大池越しに京都より移築されたという三重ノ塔に
先ず目が留まる。計算され尽くした造園設計だ。
最初の訪問はもう十年近くも前のことになる。
あの時もやはりゴールデンウィークで、ネットで
知り合ったドイツ系アメリカ人を帯同していた。
その前日には府中にある三島由紀夫の墓所へ同行。
彼が墓前で巨体を不器用に折り畳んで拝礼しつつ
掌を合わせる様子を可笑しげに眺めたものだ。
外国人観光客の大半がそうであるように彼もまた
僅か数日の滞在では、この国の文化について謬見
を抱いたまま帰国の途に就くことになるだろう、
と私は朧げに予期していた。
それにも関わらず彼を案内する気になったのは、
外国人たちが鷹揚な一知半解にもとづきながらも
日本の文物から新奇な感銘を受ける瞬間の反応を
観察するのが楽しみだから。
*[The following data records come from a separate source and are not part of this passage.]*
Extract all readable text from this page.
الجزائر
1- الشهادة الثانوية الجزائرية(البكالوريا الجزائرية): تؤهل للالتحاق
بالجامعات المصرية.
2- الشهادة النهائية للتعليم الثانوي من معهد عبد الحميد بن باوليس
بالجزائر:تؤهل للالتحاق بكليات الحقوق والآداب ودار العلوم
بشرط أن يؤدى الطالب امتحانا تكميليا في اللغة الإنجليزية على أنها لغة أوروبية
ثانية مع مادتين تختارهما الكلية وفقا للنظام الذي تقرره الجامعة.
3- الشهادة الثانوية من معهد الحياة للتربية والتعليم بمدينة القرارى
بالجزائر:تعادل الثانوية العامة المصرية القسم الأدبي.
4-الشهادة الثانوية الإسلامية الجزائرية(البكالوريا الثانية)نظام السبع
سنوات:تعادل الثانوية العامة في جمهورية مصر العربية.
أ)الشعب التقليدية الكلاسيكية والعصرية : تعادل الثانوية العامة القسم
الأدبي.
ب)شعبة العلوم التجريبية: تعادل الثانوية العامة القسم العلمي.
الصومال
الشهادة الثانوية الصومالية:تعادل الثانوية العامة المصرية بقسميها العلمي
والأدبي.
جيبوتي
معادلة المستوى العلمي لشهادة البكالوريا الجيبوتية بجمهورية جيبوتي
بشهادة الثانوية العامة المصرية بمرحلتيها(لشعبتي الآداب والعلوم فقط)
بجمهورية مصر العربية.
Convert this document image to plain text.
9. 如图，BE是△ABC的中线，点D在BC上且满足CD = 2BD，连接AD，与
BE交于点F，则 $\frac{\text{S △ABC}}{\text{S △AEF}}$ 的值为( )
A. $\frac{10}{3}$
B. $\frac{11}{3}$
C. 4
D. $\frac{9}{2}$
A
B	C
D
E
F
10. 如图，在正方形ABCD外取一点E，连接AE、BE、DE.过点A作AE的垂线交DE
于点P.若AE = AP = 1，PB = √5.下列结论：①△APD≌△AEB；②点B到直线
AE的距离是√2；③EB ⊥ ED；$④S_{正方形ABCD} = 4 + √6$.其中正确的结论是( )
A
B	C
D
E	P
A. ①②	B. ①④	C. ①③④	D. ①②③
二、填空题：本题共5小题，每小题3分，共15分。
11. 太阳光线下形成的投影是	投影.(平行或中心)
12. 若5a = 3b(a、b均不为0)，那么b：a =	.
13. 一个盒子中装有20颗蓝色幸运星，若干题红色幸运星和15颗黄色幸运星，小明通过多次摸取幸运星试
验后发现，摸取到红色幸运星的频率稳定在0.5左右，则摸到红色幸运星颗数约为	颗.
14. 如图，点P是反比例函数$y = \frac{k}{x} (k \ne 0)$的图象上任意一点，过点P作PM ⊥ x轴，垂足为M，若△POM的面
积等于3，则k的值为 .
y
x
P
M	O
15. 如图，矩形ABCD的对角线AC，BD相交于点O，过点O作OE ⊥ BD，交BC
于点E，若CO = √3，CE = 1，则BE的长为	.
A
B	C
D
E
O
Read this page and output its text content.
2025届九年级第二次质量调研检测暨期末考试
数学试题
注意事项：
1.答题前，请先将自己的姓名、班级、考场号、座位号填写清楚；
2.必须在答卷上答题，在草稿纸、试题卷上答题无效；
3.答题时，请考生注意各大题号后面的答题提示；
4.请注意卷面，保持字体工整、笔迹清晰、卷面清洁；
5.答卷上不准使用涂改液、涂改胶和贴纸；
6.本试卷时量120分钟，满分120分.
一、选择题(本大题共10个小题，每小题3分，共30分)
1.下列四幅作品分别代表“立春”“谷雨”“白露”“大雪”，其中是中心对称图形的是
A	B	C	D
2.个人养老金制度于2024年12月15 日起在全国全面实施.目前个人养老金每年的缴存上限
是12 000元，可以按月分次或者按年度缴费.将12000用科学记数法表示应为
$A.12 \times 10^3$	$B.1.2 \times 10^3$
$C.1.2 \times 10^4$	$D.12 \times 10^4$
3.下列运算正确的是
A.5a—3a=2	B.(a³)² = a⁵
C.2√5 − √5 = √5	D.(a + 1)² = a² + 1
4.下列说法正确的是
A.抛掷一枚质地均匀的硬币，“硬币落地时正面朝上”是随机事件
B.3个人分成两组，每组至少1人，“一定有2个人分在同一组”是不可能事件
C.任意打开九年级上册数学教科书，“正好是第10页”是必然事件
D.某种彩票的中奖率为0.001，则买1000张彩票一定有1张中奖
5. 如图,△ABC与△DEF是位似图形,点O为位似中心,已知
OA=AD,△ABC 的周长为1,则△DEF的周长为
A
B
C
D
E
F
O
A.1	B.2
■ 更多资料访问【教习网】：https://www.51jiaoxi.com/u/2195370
それは同時に日本人
自身が感じなくなっている感銘でもある。つまり
私は一米国人の眼を通した日本のユニークな鏡像
を幾許なりとも捉えられると踏んだのだった。

昨日は奈良市内でペルシャ人のような容貌の女性
に道を尋ねられた。“オビドーケ”に行きたいが、
どうすれば良いのか? たどたどしい英語で彼女
は伝えようとする。“オビドーケ”と“帯解”の
二語が私の中で繋がる迄には須臾の間を要した。
瞬きひとつせず私の道案内を聴く彼女の鳶色の瞳
に見入っていると、自分が西トルキスタン辺りの
街中に居て、遥かな東方の都邑の位置を異邦人に
説いているような奇妙な錯覚に暫し陥った。
そういえば、帯解も三島由紀夫に多少関係がある。
『天人五衰』という作品に描かれる月修寺なる寺
が帯解から程近い位置にあるのだ。たしか実名は
円照寺だったように思う。近々訪れたいものだ。